Para pelajar dan mahasiswa mengalami kehilangan sumber pendanaan karena beasiswa mereka diputus oleh pemerintah di Jakarta. Selain itu, status kewarganegaraan mereka dicabut, yang membuat mobilitas mereka menjadi sangat terbatas. Para mahasiswa yang terasingkan di luar negeri mungkin mengalami kesulitan dalam menjaga komunikasi dengan keluarga di Indonesia karena keterbatasan akses komunikasi pada masa itu. Isolasi sosial dan emosional mungkin terjadi karena minimnya fasilitas telekomunikasi internasional (Suradi dkk, 2023). 

Kondisi hukum para mahasiswa terasingkan di negara asing juga menjadi permasalahan serius. Mereka mungkin tidak memiliki status hukum yang jelas di negara tempat mereka tinggal, sehingga rentan terhadap berbagai masalah administratif, keamanan, dan kesejahteraan. Tanpa status hukum yang jelas, para mahasiswa tersebut mungkin tidak memiliki akses yang sama terhadap pelayanan kesehatan, pendidikan, atau perlindungan hukum (Suradi dkk, 2023)

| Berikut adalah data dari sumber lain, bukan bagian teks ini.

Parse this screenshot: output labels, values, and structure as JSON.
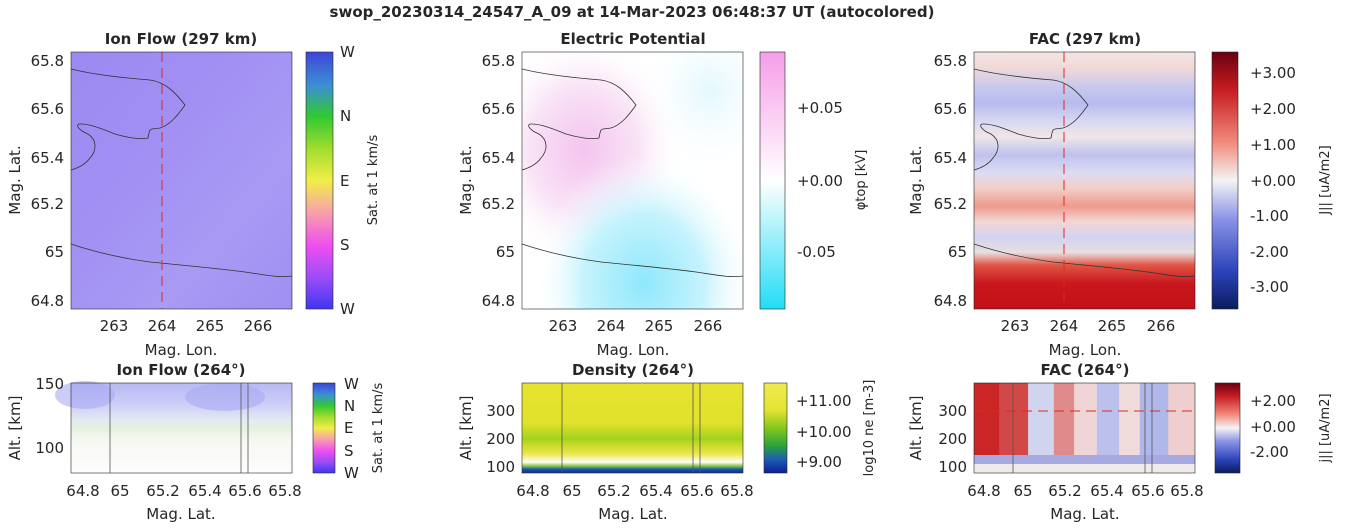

Analisis terhadap dampak peristiwa 1965 terhadap eksil para mahasiswa Indonesia ke luar negeri secara terkait dengan teori Marxisme-Komunisme menyoroti aspek penting dalam pemahaman dinamika politik dan sosial pada masa itu. Marxisme-Komunisme, sebagai sebuah ideologi politik dan ekonomi, memiliki relevansi yang signifikan dalam konteks peristiwa 1965 dan konsekuensinya terhadap eksil para mahasiswa. 

Marxisme-Komunisme, yang dipelajari dan diterapkan oleh beberapa mahasiswa Indonesia yang dikirim ke luar negeri, menjadi satu dari banyak alasan yang digunakan oleh pemerintah Orde Baru untuk menjustifikasi penindasan terhadap mereka. Pemerintah melabeli mereka sebagai anggota atau simpatisan Partai Komunis Indonesia (PKI), sebuah organisasi yang dianggap sebagai ancaman bagi pemerintahan yang baru berkuasa. 

Namun, perlu dicatat bahwa tidak semua mahasiswa yang dikirim ke luar negeri memiliki afiliasi atau kesetiaan terhadap Marxisme-Komunisme. Banyak dari mereka hanya menjalani studi yang tidak terkait dengan politik atau ideologi tertentu.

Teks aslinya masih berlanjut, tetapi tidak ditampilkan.